The M9A3 packaging, which is a partitioned cardboard box designed for storing the gun and accessories, also has the gun’s specs on the on the back. It lists velocity at 330 fps, which is 20 fps faster than the factory specs for the older 92A1. The original factory-supplied M9A3 test gun delivered on that promise with an average velocity of 330 fps, a high of 353 fps and a low of 321 fps for 10 rounds. What we will want to see, is if that is the same with the off-the-shelf test gun. Also, another point I’ll be looking at, is the new gun’s POA vs. POI (point of aim vs. point of impact), which on the original test sample was consistently hitting low and left by over 2 inches, but boy did it group tight wherever it hit, with 10 test shots at just 0.65 inches.
The one feature of this new model I don’t care for is the change to standard ambidextrous thumb safeties, versus the 92A1’s ambidextrous safety/decocker feature that lowered the hammer and returned the gun to double action for the first shot. You can manually decock the M9A3 CO2 model, but it is not the same thing from a safety and handling standpoint. The polymer frame also changes the overall weight of the gun compared to the 92A1’s alloy frame. Interestingly, while lighter than the alloy CO2 model by seven ounces, the polymer-framed Beretta, weighing 31 ounces (empty), is actually much closer to the centerfire model’s carry weight of 33.4 ounces (empty). For authenticity, this one is going to be more like the 9mm in the hand. And the polymer frame is so well done that it almost passes for the FDE alloy frame used on the centerfire M9A3.

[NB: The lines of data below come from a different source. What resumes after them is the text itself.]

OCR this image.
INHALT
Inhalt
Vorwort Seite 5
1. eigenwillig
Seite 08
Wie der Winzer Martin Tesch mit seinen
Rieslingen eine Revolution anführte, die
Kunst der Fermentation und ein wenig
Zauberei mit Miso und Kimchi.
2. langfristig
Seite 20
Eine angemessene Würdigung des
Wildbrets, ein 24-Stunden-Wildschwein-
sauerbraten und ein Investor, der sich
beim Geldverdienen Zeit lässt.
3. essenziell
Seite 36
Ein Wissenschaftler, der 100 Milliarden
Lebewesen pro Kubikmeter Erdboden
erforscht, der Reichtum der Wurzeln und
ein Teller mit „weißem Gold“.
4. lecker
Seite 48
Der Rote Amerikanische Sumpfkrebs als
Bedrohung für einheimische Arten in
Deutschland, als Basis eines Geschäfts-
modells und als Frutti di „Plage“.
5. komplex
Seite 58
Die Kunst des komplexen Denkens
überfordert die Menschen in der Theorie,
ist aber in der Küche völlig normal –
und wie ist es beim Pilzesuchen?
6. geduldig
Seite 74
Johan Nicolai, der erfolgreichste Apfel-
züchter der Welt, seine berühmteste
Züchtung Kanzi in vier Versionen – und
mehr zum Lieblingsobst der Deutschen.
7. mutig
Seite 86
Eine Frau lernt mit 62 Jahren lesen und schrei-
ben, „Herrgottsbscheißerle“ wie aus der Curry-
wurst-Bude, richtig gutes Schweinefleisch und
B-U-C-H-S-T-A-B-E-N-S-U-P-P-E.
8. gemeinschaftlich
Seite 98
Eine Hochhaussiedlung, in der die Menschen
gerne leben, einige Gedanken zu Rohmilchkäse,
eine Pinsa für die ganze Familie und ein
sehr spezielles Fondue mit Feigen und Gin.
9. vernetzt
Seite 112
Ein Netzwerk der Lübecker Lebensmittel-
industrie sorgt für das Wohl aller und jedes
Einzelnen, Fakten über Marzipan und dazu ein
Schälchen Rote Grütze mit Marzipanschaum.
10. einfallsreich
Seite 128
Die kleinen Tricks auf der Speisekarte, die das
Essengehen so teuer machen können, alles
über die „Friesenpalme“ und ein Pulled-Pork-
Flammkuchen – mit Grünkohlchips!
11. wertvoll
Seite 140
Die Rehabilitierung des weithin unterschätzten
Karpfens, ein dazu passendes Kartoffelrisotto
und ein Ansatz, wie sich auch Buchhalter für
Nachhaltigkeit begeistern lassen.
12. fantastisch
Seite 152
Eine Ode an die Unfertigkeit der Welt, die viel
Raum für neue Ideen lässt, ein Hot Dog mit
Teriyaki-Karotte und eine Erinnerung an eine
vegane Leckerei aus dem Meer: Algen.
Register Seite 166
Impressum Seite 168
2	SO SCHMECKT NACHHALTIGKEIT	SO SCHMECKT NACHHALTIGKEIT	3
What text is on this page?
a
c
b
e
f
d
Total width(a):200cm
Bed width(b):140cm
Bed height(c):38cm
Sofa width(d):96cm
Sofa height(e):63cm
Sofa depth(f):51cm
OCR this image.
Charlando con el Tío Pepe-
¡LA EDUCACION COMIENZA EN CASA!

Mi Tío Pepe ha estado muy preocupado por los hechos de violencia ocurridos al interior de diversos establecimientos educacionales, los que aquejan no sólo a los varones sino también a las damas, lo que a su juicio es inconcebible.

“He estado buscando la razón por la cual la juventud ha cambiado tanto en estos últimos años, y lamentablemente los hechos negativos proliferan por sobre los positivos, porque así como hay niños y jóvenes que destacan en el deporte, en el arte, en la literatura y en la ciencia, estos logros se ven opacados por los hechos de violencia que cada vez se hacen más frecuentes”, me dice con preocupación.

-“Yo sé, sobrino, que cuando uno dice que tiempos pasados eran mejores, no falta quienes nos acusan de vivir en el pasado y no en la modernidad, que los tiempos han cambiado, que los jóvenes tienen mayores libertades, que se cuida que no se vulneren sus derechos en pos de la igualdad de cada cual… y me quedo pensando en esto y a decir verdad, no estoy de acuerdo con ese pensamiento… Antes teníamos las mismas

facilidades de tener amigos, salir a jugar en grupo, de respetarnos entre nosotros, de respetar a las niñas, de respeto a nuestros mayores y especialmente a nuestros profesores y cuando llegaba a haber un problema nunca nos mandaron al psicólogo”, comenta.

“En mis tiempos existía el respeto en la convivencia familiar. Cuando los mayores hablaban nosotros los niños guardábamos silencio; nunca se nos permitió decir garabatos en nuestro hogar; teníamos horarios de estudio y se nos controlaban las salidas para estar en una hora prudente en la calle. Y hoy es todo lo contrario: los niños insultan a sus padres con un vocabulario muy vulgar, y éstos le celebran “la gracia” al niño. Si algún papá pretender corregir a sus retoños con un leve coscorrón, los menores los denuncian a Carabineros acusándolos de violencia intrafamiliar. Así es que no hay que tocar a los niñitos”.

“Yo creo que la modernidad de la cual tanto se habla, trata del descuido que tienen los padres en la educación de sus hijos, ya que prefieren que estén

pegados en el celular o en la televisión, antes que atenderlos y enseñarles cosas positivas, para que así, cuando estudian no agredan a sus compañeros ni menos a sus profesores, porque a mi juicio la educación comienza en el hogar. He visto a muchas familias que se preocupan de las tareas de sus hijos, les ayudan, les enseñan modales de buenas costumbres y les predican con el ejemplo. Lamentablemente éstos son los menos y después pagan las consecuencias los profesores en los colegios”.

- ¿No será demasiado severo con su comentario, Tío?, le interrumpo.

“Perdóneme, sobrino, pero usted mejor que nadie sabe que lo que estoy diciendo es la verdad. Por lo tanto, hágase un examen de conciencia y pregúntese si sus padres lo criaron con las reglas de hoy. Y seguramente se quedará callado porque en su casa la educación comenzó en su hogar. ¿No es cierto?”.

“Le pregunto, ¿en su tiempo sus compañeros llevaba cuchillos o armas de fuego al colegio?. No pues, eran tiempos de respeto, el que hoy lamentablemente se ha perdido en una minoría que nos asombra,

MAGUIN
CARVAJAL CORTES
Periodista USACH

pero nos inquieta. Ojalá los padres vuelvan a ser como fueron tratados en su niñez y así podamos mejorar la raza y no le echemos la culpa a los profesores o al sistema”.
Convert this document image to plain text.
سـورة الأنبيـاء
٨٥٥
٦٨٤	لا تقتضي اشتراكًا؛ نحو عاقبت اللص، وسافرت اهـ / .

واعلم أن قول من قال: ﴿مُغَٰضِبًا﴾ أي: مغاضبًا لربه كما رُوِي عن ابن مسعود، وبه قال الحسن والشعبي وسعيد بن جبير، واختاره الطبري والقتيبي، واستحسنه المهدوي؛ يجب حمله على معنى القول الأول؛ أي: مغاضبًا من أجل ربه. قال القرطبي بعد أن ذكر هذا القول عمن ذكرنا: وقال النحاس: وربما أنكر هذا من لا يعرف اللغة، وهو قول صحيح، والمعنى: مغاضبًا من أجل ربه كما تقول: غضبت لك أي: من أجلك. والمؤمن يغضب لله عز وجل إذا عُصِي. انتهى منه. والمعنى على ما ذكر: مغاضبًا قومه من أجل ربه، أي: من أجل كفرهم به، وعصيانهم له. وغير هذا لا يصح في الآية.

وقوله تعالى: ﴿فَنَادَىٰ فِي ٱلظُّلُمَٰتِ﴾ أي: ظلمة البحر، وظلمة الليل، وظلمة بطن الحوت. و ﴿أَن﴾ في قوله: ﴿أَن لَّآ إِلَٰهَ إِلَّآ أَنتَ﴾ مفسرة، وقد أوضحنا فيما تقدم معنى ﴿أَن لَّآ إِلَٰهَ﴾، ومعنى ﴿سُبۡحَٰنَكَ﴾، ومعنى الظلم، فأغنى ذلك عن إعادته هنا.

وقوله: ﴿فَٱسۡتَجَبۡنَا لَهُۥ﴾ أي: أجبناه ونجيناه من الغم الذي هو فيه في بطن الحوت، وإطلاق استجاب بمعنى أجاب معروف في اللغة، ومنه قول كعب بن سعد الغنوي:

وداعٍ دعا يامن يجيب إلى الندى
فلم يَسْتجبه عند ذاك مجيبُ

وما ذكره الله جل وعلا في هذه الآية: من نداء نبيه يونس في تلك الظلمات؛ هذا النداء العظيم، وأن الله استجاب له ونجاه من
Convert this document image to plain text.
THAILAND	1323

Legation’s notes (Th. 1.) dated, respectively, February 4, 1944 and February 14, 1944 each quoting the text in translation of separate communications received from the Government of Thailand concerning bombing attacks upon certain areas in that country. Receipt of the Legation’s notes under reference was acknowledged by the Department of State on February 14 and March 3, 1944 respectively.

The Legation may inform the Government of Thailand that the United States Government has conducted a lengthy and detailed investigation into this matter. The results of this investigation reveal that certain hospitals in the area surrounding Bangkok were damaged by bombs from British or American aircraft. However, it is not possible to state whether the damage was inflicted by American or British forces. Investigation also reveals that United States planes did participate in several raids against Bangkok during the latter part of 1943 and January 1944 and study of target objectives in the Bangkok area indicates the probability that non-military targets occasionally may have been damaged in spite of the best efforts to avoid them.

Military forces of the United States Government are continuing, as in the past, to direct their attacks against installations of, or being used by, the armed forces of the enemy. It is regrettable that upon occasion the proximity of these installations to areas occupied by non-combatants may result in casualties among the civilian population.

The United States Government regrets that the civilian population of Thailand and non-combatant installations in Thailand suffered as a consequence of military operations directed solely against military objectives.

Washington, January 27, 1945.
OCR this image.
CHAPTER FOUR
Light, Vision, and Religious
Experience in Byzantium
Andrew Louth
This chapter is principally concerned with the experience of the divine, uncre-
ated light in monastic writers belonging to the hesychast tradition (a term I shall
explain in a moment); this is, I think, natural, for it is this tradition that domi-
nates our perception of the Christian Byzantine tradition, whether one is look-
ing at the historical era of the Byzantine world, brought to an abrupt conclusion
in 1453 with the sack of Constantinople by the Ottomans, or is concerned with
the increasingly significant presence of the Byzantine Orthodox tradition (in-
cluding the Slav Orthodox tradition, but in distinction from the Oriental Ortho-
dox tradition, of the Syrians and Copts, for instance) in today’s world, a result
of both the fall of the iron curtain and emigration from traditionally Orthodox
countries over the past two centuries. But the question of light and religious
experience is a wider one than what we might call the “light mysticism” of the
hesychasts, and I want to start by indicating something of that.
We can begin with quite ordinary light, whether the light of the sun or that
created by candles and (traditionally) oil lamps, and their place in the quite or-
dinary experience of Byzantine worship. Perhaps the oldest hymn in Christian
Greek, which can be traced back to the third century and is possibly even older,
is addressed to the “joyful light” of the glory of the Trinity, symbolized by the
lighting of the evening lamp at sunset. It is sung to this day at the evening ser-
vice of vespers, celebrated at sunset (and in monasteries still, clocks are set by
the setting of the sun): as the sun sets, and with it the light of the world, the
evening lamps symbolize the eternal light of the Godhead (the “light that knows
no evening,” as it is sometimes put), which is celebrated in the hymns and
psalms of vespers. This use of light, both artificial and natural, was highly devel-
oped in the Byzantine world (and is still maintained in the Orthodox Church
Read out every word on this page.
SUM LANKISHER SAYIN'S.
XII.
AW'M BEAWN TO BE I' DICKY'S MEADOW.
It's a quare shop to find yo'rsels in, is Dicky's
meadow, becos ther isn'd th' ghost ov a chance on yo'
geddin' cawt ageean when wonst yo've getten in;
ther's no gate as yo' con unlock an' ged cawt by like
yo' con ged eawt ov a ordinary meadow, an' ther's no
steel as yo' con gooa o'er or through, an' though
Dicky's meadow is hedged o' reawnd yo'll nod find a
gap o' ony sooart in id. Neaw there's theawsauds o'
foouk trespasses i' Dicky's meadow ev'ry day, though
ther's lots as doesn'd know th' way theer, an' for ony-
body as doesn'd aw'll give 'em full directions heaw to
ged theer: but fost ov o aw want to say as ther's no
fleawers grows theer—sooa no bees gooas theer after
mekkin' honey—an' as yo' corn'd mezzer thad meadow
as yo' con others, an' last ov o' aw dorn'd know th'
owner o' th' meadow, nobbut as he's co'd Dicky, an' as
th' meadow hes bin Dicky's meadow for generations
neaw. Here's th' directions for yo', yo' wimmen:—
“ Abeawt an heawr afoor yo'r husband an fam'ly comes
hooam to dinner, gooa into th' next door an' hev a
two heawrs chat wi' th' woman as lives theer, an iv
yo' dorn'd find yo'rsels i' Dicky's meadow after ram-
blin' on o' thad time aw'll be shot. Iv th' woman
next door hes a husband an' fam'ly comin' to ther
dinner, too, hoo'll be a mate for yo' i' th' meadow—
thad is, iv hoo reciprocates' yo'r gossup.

In some ways I wish that Umarex had further distinguished this model from the 92A1 and not carried over the select fire mechanism, which has never been a feature of the 92 Series guns, but rather the 93R, which was a different model with a significantly different look and select-fire mechanism. The new M9A3 CO2 model uses the same small lever on the right side of the receiver, just behind the grips, to shift firing from semi-auto to full auto. With the FDE finish it is no longer a subtle detail as it was on the 92A1. I can’t say it isn’t fun to shoot the gun on full auto, but it really doesn’t belong on the M9A3. Consider it a “bonus feature” for otherwise doing an impressive job of duplicating the 9mm model.
In Part 2 we’ll run comparative velocity tests and begin POA accuracy with the fixed sights to see if there is any improvement. In Part 3 the gun will get extra range testing with the open sights and the addition of a LaserMax Spartan green laser to see just how tight this gun can group.
A word about safety
Blowback action airguns provide the look, feel and operation of their cartridge-firing counterparts and this is one reason why they have become so popular. Airguns in general all look like guns, blowback action models more so, and it is important to remember that the vast majority of people can’t tell an airgun from a cartridge gun. Never brandish an airgun in public. Always, and I can never stress this enough, always treat an airgun as you would a cartridge gun. The same manual of operation and safety should always apply.